Young Jae Lee is a Senior Investment Manager at Pictet Asset Management — a Geneva-based firm founded in 1805, still owned by its managing partners 220 years later, and one of the largest asset managers in Europe. Young Jae joined Pictet in 2010, spent his first seven years covering emerging market technology as an analyst, and now runs the strategy behind RISE — the Pictet Emerging Markets Rising Economy ETF.
In this episode, Young Jae walks through a fundamental problem with how US investors get emerging market exposure today. The MSCI Emerging Markets benchmark is more than 70% Korea, Taiwan, and China. Its top five holdings — TSMC, Samsung, SK Hynix, Tencent, Alibaba — mirror the same technology-heavy concentration as the top five names in the S&P 500. Buying a passive emerging market fund alongside a US portfolio, he argues, doesn't diversify — it amplifies the risk you already have.

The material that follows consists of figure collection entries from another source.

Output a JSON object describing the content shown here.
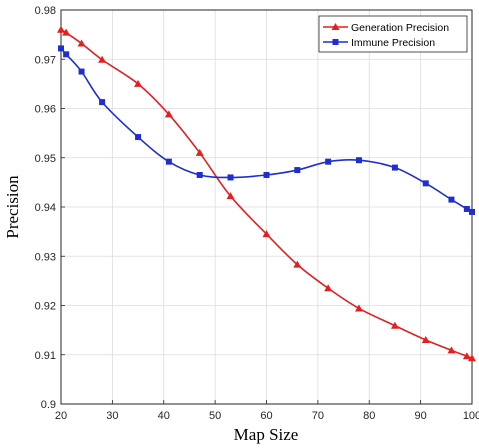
{
  "chart_data": {
    "type": "line",
    "xlabel": "Map Size",
    "ylabel": "Precision",
    "xlim": [
      20,
      100
    ],
    "ylim": [
      0.9,
      0.98
    ],
    "xticks": [
      "20",
      "30",
      "40",
      "50",
      "60",
      "70",
      "80",
      "90",
      "100"
    ],
    "yticks": [
      "0.9",
      "0.91",
      "0.92",
      "0.93",
      "0.94",
      "0.95",
      "0.96",
      "0.97",
      "0.98"
    ],
    "grid": true,
    "legend_position": "top-right",
    "series": [
      {
        "name": "Generation Precision",
        "color": "#e41f1f",
        "marker": "triangle",
        "x": [
          20,
          21,
          24,
          28,
          35,
          41,
          47,
          53,
          60,
          66,
          72,
          78,
          85,
          91,
          96,
          99,
          100
        ],
        "y": [
          0.976,
          0.9754,
          0.9732,
          0.9699,
          0.965,
          0.9588,
          0.951,
          0.9422,
          0.9345,
          0.9283,
          0.9235,
          0.9194,
          0.9159,
          0.913,
          0.9109,
          0.9097,
          0.9093
        ]
      },
      {
        "name": "Immune Precision",
        "color": "#1f2fcf",
        "marker": "square",
        "x": [
          20,
          21,
          24,
          28,
          35,
          41,
          47,
          53,
          60,
          66,
          72,
          78,
          85,
          91,
          96,
          99,
          100
        ],
        "y": [
          0.9722,
          0.971,
          0.9675,
          0.9613,
          0.9542,
          0.9492,
          0.9465,
          0.946,
          0.9465,
          0.9475,
          0.9492,
          0.9495,
          0.948,
          0.9448,
          0.9415,
          0.9396,
          0.939
        ]
      }
    ]
  }
}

RISE was built to solve that problem. The fund invests only in emerging market countries where the working-age population is growing, which structurally excludes Korea, Taiwan, and China and shifts the portfolio into India, Brazil, South Africa, Indonesia, Mexico, and others. Young Jae explains the demographic thesis grounded in the Solow Growth Model, why he calls population growth in emerging markets structurally equivalent to what AI is in developed markets, and how the fund's 60% quantitative screen and 40% fundamental conviction sleeve are designed to work together. He also drops one of the more surprising statistics you'll hear on the show — that more than half of the MSCI EM benchmark's total return has historically come from dividend yield — and explains why that reframes the case for value investing in emerging markets.